Formerly the site of Magnesia was identified with the modern Guzel-hissar; but it is now generally admitted, that Inek-bazar, where ruins of the temple of Artemis Leucophryene still exist, is the site of the ancient Magnesia. (Leake, Asia Minor, pp. 242, foll.; Arundell, Seven Churches, pp. 58, foll.; Cramer, Asia Minor, vol. i. pp. 459, foll.)



A town of Lydia, usually with the addition πρὸς or ὑπὸ Σιπύλῳ (ad Sipylum), to distinguish it from Magnesia on the Maeander in Ionia situated on the north-western slope of Mount Sipylus on the southern bank of the river Hermus. We are not informed when or by whom the town was founded, but it may have been a settlement of the Magnesians in the east of Thessaly. Magnesia is most celebrated in history for the victory gained under its walls by the two Scipios in B.C. 190, over Antiochus the Great, whereby the king was for ever driven from Western Asia. (Strab. xiii. p.622 Plin 2.93; Ptol. 5.2.16, 8.17.16; Scylax, p. 37 Liv. 37.37, foll.; Tac.
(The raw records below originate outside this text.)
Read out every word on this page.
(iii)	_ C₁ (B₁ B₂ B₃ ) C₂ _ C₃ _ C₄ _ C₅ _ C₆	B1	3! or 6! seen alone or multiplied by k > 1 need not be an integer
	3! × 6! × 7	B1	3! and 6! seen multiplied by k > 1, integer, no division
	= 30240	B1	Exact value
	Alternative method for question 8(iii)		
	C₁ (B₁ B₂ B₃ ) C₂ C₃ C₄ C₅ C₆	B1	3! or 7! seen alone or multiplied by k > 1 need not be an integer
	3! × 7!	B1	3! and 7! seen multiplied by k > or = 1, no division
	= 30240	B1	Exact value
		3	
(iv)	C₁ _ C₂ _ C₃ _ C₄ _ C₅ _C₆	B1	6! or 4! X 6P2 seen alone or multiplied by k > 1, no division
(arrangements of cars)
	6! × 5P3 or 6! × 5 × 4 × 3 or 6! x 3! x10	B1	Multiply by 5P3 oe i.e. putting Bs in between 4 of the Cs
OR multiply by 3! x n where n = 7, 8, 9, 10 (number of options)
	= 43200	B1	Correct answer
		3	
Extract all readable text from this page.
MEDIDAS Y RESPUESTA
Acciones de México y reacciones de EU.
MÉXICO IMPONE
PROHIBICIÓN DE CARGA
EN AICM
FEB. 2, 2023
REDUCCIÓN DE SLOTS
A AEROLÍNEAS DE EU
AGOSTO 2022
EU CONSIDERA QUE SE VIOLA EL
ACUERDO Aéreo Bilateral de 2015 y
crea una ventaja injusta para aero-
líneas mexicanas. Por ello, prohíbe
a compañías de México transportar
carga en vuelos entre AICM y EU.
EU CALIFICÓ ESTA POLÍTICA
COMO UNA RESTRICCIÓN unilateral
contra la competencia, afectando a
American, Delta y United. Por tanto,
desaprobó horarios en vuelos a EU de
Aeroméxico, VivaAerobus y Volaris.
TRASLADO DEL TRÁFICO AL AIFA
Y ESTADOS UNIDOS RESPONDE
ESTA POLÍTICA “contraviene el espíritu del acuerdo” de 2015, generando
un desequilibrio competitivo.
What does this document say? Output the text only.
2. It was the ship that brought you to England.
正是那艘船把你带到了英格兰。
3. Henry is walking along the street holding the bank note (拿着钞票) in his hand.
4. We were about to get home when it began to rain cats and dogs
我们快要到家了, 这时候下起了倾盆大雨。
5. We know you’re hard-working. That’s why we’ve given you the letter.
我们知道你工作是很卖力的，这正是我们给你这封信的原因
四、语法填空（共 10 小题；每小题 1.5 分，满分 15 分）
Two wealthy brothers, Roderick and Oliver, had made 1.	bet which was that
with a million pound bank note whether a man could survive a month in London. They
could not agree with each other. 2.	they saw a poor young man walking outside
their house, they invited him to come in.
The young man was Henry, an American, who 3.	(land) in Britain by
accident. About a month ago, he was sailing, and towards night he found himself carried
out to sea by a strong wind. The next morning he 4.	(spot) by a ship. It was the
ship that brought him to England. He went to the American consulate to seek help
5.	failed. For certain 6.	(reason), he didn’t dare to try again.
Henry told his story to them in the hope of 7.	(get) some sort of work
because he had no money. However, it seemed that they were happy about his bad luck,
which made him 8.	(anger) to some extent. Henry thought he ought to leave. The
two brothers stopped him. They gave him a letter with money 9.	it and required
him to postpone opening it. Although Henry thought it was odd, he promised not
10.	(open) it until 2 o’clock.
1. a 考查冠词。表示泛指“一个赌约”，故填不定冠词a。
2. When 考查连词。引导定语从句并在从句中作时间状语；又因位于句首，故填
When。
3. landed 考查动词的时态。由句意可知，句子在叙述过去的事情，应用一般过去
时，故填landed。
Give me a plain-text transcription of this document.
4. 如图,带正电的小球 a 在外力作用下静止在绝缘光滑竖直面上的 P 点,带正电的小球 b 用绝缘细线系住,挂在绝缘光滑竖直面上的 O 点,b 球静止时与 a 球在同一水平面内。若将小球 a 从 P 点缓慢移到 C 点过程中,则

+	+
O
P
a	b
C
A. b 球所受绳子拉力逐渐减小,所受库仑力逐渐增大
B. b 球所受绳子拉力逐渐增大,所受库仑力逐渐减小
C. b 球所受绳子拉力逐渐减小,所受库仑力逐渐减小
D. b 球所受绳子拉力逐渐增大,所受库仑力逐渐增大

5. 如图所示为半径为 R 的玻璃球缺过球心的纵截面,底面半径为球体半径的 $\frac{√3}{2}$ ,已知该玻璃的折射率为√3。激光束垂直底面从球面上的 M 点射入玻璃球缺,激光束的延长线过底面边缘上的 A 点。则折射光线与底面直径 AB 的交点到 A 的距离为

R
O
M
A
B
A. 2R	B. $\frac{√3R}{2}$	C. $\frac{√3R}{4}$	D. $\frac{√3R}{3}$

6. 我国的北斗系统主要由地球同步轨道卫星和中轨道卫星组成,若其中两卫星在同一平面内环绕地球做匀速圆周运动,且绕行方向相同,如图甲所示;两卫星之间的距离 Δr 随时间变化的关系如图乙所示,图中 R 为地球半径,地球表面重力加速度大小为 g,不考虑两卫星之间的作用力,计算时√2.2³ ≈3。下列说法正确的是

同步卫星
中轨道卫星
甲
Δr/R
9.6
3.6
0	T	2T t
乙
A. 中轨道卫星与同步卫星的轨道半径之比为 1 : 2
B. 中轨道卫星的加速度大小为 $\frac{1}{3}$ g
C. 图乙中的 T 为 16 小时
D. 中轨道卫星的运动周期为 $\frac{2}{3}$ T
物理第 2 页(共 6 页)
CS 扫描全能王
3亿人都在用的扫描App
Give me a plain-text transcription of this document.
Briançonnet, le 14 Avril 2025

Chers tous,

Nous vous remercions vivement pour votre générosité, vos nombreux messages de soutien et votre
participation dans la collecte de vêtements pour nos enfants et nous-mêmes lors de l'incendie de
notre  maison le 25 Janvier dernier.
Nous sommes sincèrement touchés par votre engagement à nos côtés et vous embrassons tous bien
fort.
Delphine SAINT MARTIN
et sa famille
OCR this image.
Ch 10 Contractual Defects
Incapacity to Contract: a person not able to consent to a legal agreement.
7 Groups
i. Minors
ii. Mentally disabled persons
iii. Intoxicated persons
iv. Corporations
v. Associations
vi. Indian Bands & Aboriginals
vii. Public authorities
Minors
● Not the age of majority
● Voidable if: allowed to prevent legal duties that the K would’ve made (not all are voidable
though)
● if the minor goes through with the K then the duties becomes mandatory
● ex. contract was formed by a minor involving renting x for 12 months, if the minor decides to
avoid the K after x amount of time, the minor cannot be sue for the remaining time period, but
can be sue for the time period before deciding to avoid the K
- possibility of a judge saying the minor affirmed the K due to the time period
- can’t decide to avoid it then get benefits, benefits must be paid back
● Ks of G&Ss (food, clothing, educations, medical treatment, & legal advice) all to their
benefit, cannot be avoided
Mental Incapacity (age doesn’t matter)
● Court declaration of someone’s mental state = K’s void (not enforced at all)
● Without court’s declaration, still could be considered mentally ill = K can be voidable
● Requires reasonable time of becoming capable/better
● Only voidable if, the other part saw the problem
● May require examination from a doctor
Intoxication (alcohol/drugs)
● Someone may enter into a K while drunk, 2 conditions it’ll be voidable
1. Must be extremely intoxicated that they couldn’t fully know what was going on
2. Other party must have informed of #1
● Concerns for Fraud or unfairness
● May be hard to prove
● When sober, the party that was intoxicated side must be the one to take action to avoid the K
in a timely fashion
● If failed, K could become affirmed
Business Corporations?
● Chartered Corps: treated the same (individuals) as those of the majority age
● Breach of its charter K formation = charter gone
Ann. 2.47.) The town, after the victory of the Scipios, surrendered to the Romans. (Appian, App. Syr. 35.) During the war against Mithridates the Magnesians defended themselves bravely against the king. (Paus. 1.20.3.) In the reign of Tiberius, the town was nearly destroyed by an earthquake, in which several other Asiatic cities perished; and the emperor on that occasion granted liberal sums from the treasury to repair the loss sustained by the inhabitants (Strab. xii. p.579; xiii. p. 622; Tac. l.c.) From coins and other sources, we learn that Magnesia continued to flourish down to the fifth century (Hierocl. p. 660); and it is often mentioned by the Byzantine writers. During the Turkish rule, it once was the residence of the Sultan; but at present it is much reduced, though it preserves its ancient name in the corrupt form of Manissa. The ruins of ancient buildings are not very considerable. (Chandler, Travels in Asia, ii. p. 332; Keppel, Travels, ii. p. 295.) The accompanying coin is remarkable by having on its obverse the head of Cicero, though the reason why it appears here, is unknown. The legend, which is incorrectly figured, should be, ΜΑΡΚΟΣ ΤΥΛΛΙΟΣ ΚΙΚΕΡΩΝ.